Tantos e tão interessantes são os relatos contidos no livro que não é fácil
escolher algumas amostras para o eventual leitor. Começando pelo título, o autor
explica que se deve ao desejo, nunca realizado, de Drummond escrever um romance
fantástico contendo a história de um elefante de apetite insaciável, que
devorava todos os dias um boi, uma baleia ou um hipopótamo. Em consequência,
cresce tanto que fica do tamanho do morro Itacolomi, impedindo-o de namorar a
elefanta Claudete. E o mais grave: quando fazia suas necessidades, emporcalhava
tudo! E talvez por isso, o infeliz elefante Geraldão jamais apareceu como
personagem de romance, embora muito divertisse o poeta ao imaginar suas
aventuras. Fernando Jorge nunca esqueceu a gargalhada de Drummond, atitude das
mais raras em homem tão discreto, ao narrar as peripécias do elefante. “Ele me
transmitiu a impressão, ao narrar a história do tal elefante, de ter voltado à
sua infância na longínqua Itabira de 1910” (p. 12).

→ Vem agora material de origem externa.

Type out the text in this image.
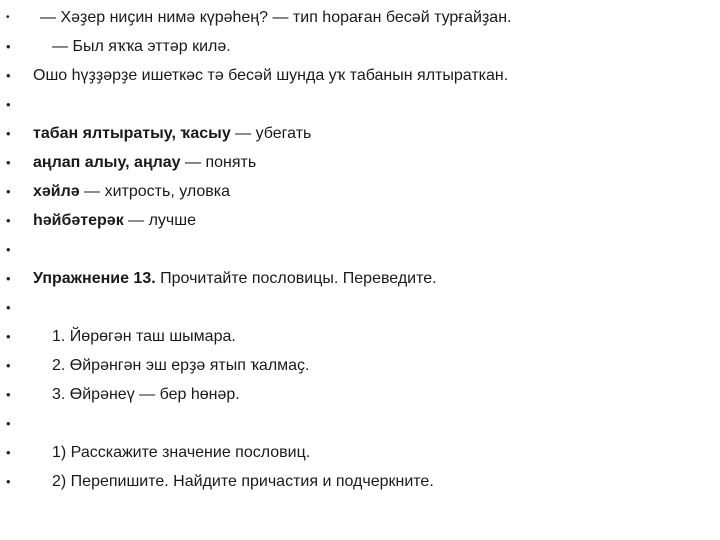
•	— Хәҙер ниҫин нимә күрәһең? — тип һораған бесәй турғайҙан.
•	— Был яҡҡа эттәр килә.
•	Ошо һүҙҙәрҙе ишеткәс тә бесәй шунда уҡ табанын ялтыраткан.
•
•	табан ялтыратыу, ҡасыу — убегать
•	аңлап алыу, аңлау — понять
•	хәйлә — хитрость, уловка
•	һәйбәтерәк — лучше
•
•	Упражнение 13. Прочитайте пословицы. Переведите.
•
•	1. Йөрөгән таш шымара.
•	2. Өйрәнгән эш ерҙә ятып ҡалмаҫ.
•	3. Өйрәнеү — бер һөнәр.
•
•	1) Расскажите значение пословиц.
•	2) Перепишите. Найдите причастия и подчеркните.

Episódio chocante, acontecido com o poeta, relata o encontro de rua com um
lunático desbocado e agressivo que já havia extorquido dinheiro de Jorge Medauar,
ameaçando-o com uma faca. Fernando Jorge e Jorge Medauar conversavam quando
deles se aproximou o tal indivíduo, momento em que surge Drummond e se junta ao
grupo. Ao saber que se tratava do poeta, o sujeito a ele se dirige: “Cara –
rosnou o desvairado – tu é muito feio, tu parece um aborto, uma assombração.

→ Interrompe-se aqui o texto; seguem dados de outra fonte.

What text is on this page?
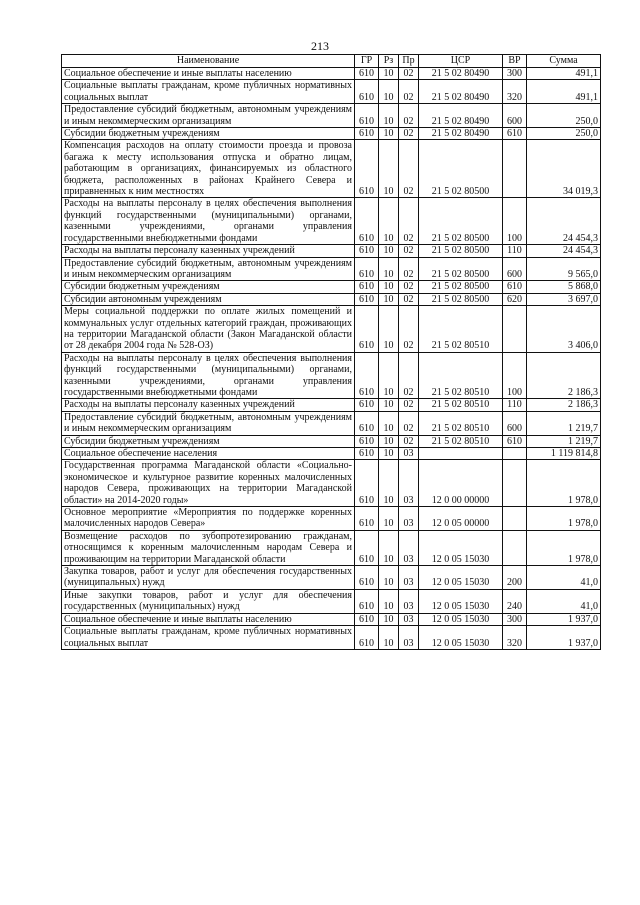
213
Наименование	ГР	Рз	Пр	ЦСР	ВР	Сумма
Социальное обеспечение и иные выплаты населению	610	10	02	21 5 02 80490	300	491,1
Социальные выплаты гражданам, кроме публичных нормативных социальных выплат	610	10	02	21 5 02 80490	320	491,1
Предоставление субсидий бюджетным, автономным учреждениям и иным некоммерческим организациям	610	10	02	21 5 02 80490	600	250,0
Субсидии бюджетным учреждениям	610	10	02	21 5 02 80490	610	250,0
Компенсация расходов на оплату стоимости проезда и провоза багажа к месту использования отпуска и обратно лицам, работающим в организациях, финансируемых из областного бюджета, расположенных в районах Крайнего Севера и приравненных к ним местностях	610	10	02	21 5 02 80500		34 019,3
Расходы на выплаты персоналу в целях обеспечения выполнения функций государственными (муниципальными) органами, казенными учреждениями, органами управления государственными внебюджетными фондами	610	10	02	21 5 02 80500	100	24 454,3
Расходы на выплаты персоналу казенных учреждений	610	10	02	21 5 02 80500	110	24 454,3
Предоставление субсидий бюджетным, автономным учреждениям и иным некоммерческим организациям	610	10	02	21 5 02 80500	600	9 565,0
Субсидии бюджетным учреждениям	610	10	02	21 5 02 80500	610	5 868,0
Субсидии автономным учреждениям	610	10	02	21 5 02 80500	620	3 697,0
Меры социальной поддержки по оплате жилых помещений и коммунальных услуг отдельных категорий граждан, проживающих на территории Магаданской области (Закон Магаданской области от 28 декабря 2004 года № 528-ОЗ)	610	10	02	21 5 02 80510		3 406,0
Расходы на выплаты персоналу в целях обеспечения выполнения функций государственными (муниципальными) органами, казенными учреждениями, органами управления государственными внебюджетными фондами	610	10	02	21 5 02 80510	100	2 186,3
Расходы на выплаты персоналу казенных учреждений	610	10	02	21 5 02 80510	110	2 186,3
Предоставление субсидий бюджетным, автономным учреждениям и иным некоммерческим организациям	610	10	02	21 5 02 80510	600	1 219,7
Субсидии бюджетным учреждениям	610	10	02	21 5 02 80510	610	1 219,7
Социальное обеспечение населения	610	10	03			1 119 814,8
Государственная программа Магаданской области «Социально-экономическое и культурное развитие коренных малочисленных народов Севера, проживающих на территории Магаданской области» на 2014-2020 годы»	610	10	03	12 0 00 00000		1 978,0
Основное мероприятие «Мероприятия по поддержке коренных малочисленных народов Севера»	610	10	03	12 0 05 00000		1 978,0
Возмещение расходов по зубопротезированию гражданам, относящимся к коренным малочисленным народам Севера и проживающим на территории Магаданской области	610	10	03	12 0 05 15030		1 978,0
Закупка товаров, работ и услуг для обеспечения государственных (муниципальных) нужд	610	10	03	12 0 05 15030	200	41,0
Иные закупки товаров, работ и услуг для обеспечения государственных (муниципальных) нужд	610	10	03	12 0 05 15030	240	41,0
Социальное обеспечение и иные выплаты населению	610	10	03	12 0 05 15030	300	1 937,0
Социальные выплаты гражданам, кроме публичных нормативных социальных выплат	610	10	03	12 0 05 15030	320	1 937,0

Como tu é feio, cara!” Os outros ficaram horrorizados mas ele prosseguiu,
insistindo em acentuar a feiúra do poeta, e depois afirmou: “Ouça, não fique com
inveja, eu, como poeta, sou mil vezes superior a você, porque escrevi o poema
“Linda prostituta sifilítica, tu és a minha paixão!” Estarrecido diante da
brutalidade o grupo se desfez. Fernando e Medauar, à noite, visitaram o poeta em
solidariedade. E a história termina assim: “Decorridos três meses, após
esbofetear um padre negro, em quem enxergou a materialização do Belzebu, o
monstro foi internado num manicômio, onde, segundo me informaram, vivia a
declamar o seu poema “Linda prostituta sifilítica, tu és a minha paixão” (pp.
18/21).
No decorrer de longas palestras, nos seus seguidos encontros, Fernando Jorge vai
anotando o que acontece, prevendo, sem dúvida, a importância do material
coletado. Registra as opiniões do poeta sobre autores e livros, suas recordações
da infância, desabafos, confissões, episódios marcantes. Chega a pedir ao
jornalista que o critique de forma negativa através da imprensa. “Só recebo
elogios, como poeta, - explicou ele – e isto é muito perigoso. Elogios
intermináveis transformam o elogiado, se está vivo, num medalhão, numa figura
acadêmica de museu histórico” (p. 34). Fernando Jorge atendeu ao pedido do
amigo, ele se divertiu muito com a cacetada recebida e a crítica foi um sucesso.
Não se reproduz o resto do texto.